After leaving a woman’s body in an unrefrigerated room for nearly three years, the two men charged with desecrating her remains will each serve a year of probation.
Lawrence Robert Meadows and Roderick Mitchell Cummings, who co-owned for the First Family Funeral Home in Spartanburg, were indicted in August 2018 on separate counts of desecration of human remains. The indictments said they allowed the remains of Mary Alice Pitts Moore to decompose beyond recognition in an unrefrigerated room at the funeral home from March 26, 2015 to Feb. 8, 2018.
“You wouldn’t want to do a dog that bad,” Fred Parker Jr., Moore’s widower, said a week after the indictments were served. Parker died in August 2019.
Cummings pleaded guilty, and Meadows pleaded no contest to the charges, and on Dec. 2 Judge R. Keith Kelly sentenced each man to 3 years in prison, suspended to a year of probation. They could have faced a maximum of 10 years behind bars and a $5,000 fine.
Moore, 63, died at an Anderson County hospital. Her body was sent to the funeral home’s Greenwood location for her Celebration of Life service. Afterward, the body was sent to the now-defunct company’s Spartanburg location.
Cummings and Meadows kept her body because Moore’s family didn’t pay their entire bill, according to warrants from the State Law Enforcement Division. Parker had told the Index-Journal that his late wife’s wishes were to be cremated — something his family expected to happen after her service was held at the then-open Greenwood location for First Family.
Parker didn’t learn that his wife’s remains hadn’t been cremated until February 2018, when he received a call from Spartanburg County Coroner Rusty Clevenger and an investigator from the state Department of Labor, Licensing and Regulation.
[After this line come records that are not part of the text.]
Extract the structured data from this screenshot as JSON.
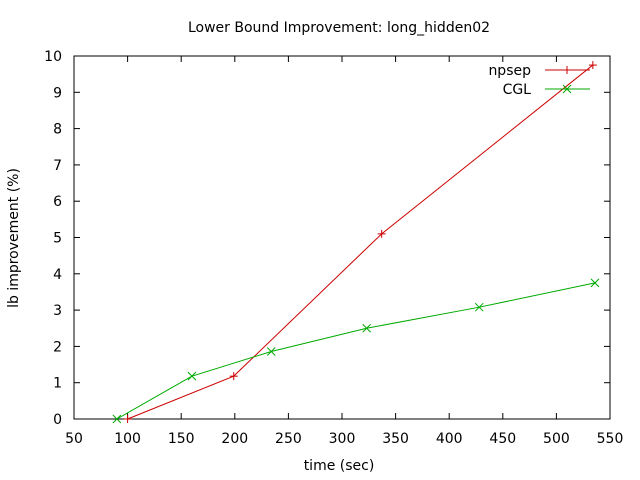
{
  "chart_data": {
    "type": "line",
    "title": "Lower Bound Improvement: long_hidden02",
    "xlabel": "time (sec)",
    "ylabel": "lb improvement (%)",
    "xlim": [
      50,
      550
    ],
    "ylim": [
      0,
      10
    ],
    "xticks": [
      50,
      100,
      150,
      200,
      250,
      300,
      350,
      400,
      450,
      500,
      550
    ],
    "yticks": [
      0,
      1,
      2,
      3,
      4,
      5,
      6,
      7,
      8,
      9,
      10
    ],
    "grid": false,
    "legend_position": "top-right",
    "series": [
      {
        "name": "npsep",
        "color": "#cc0000",
        "marker": "plus",
        "points": [
          [
            100,
            0.0
          ],
          [
            199,
            1.18
          ],
          [
            337,
            5.1
          ],
          [
            534,
            9.75
          ]
        ]
      },
      {
        "name": "CGL",
        "color": "#00aa00",
        "marker": "cross",
        "points": [
          [
            90,
            0.0
          ],
          [
            160,
            1.18
          ],
          [
            234,
            1.86
          ],
          [
            323,
            2.5
          ],
          [
            428,
            3.08
          ],
          [
            536,
            3.75
          ]
        ]
      }
    ]
  }
}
Clevenger said when he found Moore’s body, it was unrecognizable. It took two weeks to identify her because of the level of decomposition. Clevenger worked with Moore’s family to help carry out her final wishes.
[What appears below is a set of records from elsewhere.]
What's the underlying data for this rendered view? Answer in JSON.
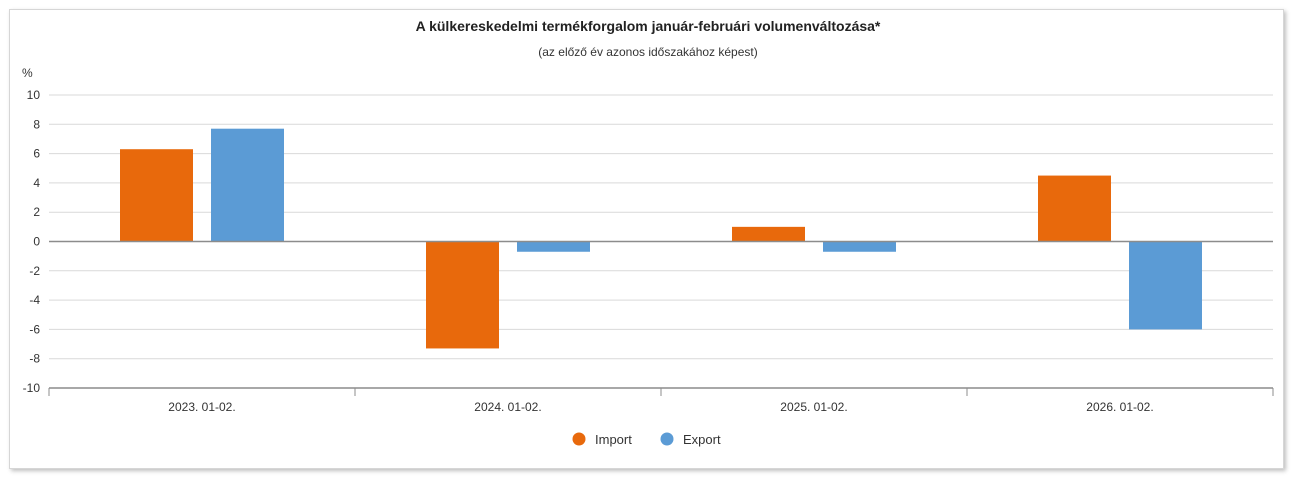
{
  "chart_data": {
    "type": "bar",
    "title": "A külkereskedelmi termékforgalom január-februári volumenváltozása*",
    "subtitle": "(az előző év azonos időszakához képest)",
    "ylabel": "%",
    "xlabel": "",
    "ylim": [
      -10,
      10
    ],
    "yticks": [
      10,
      8,
      6,
      4,
      2,
      0,
      -2,
      -4,
      -6,
      -8,
      -10
    ],
    "grid": true,
    "legend_position": "bottom",
    "categories": [
      "2023. 01-02.",
      "2024. 01-02.",
      "2025. 01-02.",
      "2026. 01-02."
    ],
    "series": [
      {
        "name": "Import",
        "color": "#e8690c",
        "values": [
          6.3,
          -7.3,
          1.0,
          4.5
        ]
      },
      {
        "name": "Export",
        "color": "#5b9bd5",
        "values": [
          7.7,
          -0.7,
          -0.7,
          -6.0
        ]
      }
    ]
  }
}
“I’m not going to leave her. I have to take care of her,” Clevenger said at the time. “I’m in uncharted territory here.”
Meadows lost his funeral director’s license in April 2015 in an unrelated matter, but in January was issued a cease and desist order from the state labor, licensing and regulation department. The order said the licensing board learned that in July 2016, Meadows met with a family at First Family to make funeral arrangements despite not being licensed or registered, as required by law.
Violating the order could incur a fine of $10,000 per violation, along with possible criminal charges.
Cummings has never had a funeral license in South Carolina, according to documents. The funeral services board revoked First Family’s license in August 2018, following the complaints from Moore’s family and others.